7. Instant Ocean Mix
Referring back to number six on our list, you should provide your hermies with both fresh and saltwater. Instant Ocean is a good mix to use for this purpose, and to be safe, use bottled water to mix it with. Water is extremely important to have in the tank at all times, as hermit crabs use water to hydrate their gills. Avoid using table salt because it contains iodine, which is harmful to hermit crabs.
8. Sea Sponge
A sea sponge is necessary for any hermit crab tank. You should place a sea sponge in each water bowl so smaller crabs will not get stuck in the bowls and drown. Sea sponges also help to maintain the humidity levels inside the tank. They are a must-have.
9. Humidity Gauge
Humidity plays an important role within the tank and should be monitored daily with a humidity gauge to ensure the levels are between 70%–80% at all times. Ensure the levels do not rise above 85% because that percentage will cause condensation and unwanted mold growth within the tank. To keep the tank moist, you can spray fresh water (preferably from a water bottle to avoid chlorine) into the tank to aid in maintaining desired humidity levels. Hermit crabs are native to tropical climates and require humidity to survive and to keep their gills from drying out.
10. Heating Source
Where Should I Place My Hermit Crab Tank?
You will want to place the tank away from any drafty areas of the home. Avoid placing the tank in front of a window, as the sun may alter the temperature levels inside the tank and make it too hot. A bedroom is a fun place to have the tank, but keep in mind that hermies are active at night, and their activity may disturb your sleeping habits.

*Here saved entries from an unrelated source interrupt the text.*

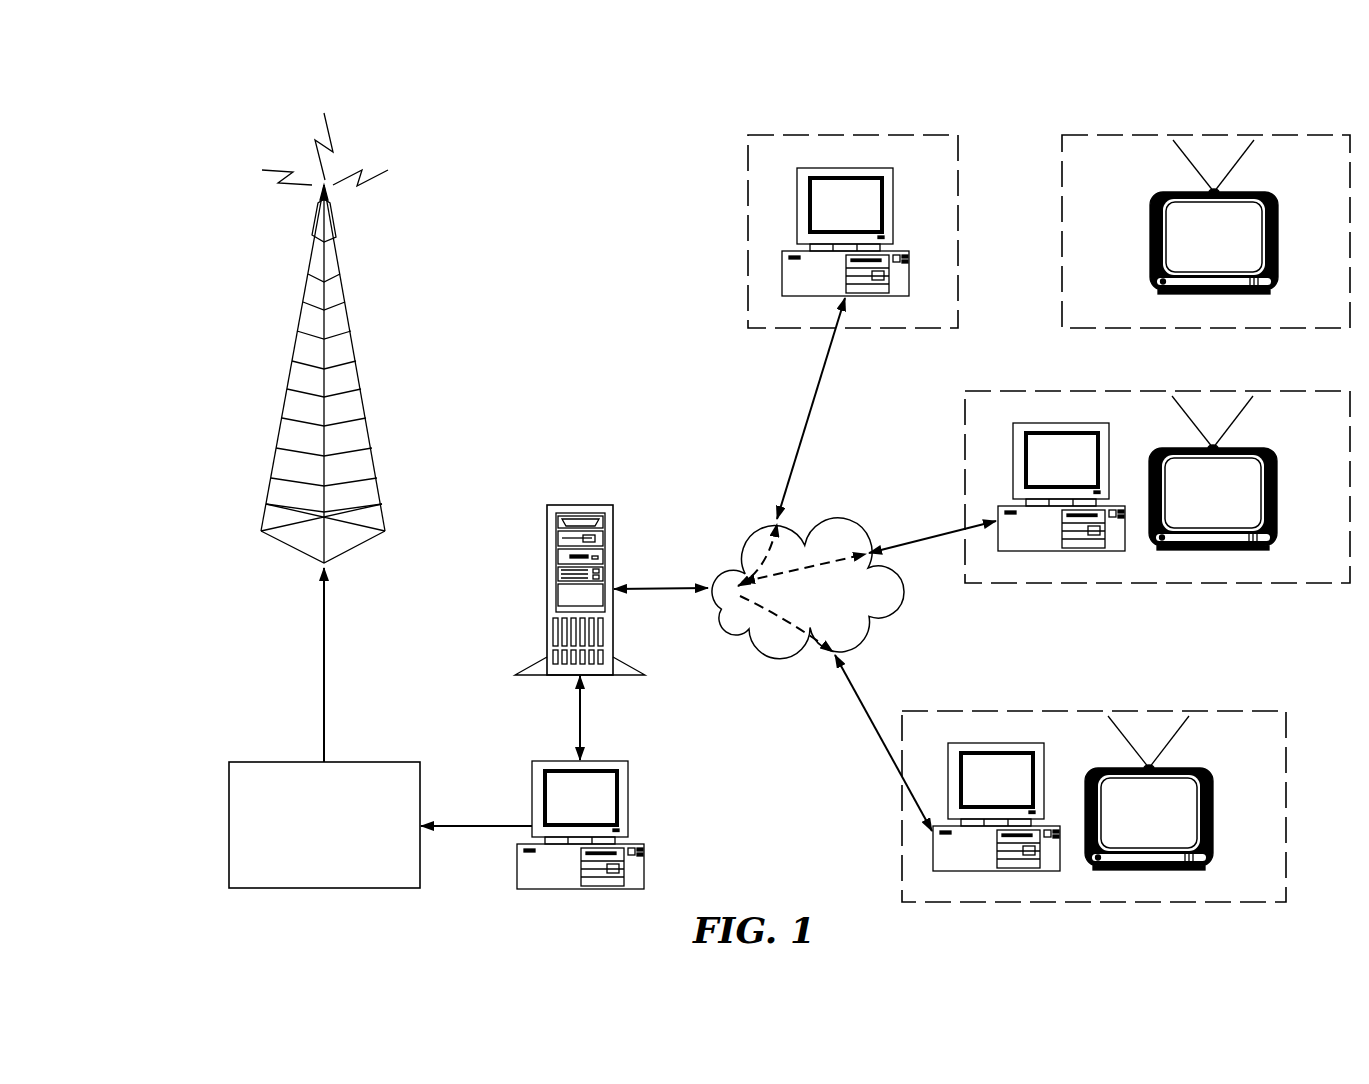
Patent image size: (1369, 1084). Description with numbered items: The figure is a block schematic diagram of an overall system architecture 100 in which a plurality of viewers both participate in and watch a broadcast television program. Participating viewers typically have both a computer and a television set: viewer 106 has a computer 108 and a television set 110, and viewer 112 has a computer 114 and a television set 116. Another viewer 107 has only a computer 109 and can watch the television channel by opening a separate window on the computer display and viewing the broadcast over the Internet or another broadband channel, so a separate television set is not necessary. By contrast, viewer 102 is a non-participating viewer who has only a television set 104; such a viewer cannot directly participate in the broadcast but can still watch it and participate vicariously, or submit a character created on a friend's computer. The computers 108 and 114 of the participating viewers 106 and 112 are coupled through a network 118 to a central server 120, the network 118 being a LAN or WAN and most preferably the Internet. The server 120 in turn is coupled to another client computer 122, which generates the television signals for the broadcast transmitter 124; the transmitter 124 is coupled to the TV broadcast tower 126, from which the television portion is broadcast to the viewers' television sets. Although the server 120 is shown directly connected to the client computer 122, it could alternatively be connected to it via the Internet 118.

The overall system architecture 100 is at (540, 263).
The viewer 102 is at (1077, 280).
The television set 104 is at (1190, 230).
The viewer 106 is at (1285, 407).
The viewer 107 is at (755, 278).
The computer 108 is at (1023, 468).
The computer 109 is at (810, 215).
The television set 110 is at (1190, 470).
The viewer 112 is at (1077, 727).
The computer 114 is at (980, 855).
The television set 116 is at (1157, 840).
The network 118 is at (770, 632).
The central server 120 is at (565, 598).
The client computer 122 is at (548, 870).
The broadcast transmitter 124 is at (220, 875).
The TV broadcast tower 126 is at (300, 408).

Ensure you place the tank away from bathrooms or anywhere there may be some sort of sprays, such as hairspray or cleaning products. Hermit crabs are sensitive and vulnerable to any type of sprays, so ensure the tank will not get caught in the crossfire.
Hermit crabs are fun little pets, but they need daily care for their survival. Ensure they have both fresh and saltwater in the tank at all times, as well as food. Avoid placing the tank in drafty areas or directly in front of a window and clean as needed. Spot clean the tank weekly by wiping down the inside with a chlorine-free damp cloth and remove any fecal matter or clumped substrate as needed. Wash and clean the food and water bowls once a week.
We hope this article gets you off to an excellent start with your new hermies, and remember, these little crabs are fun and make great pets!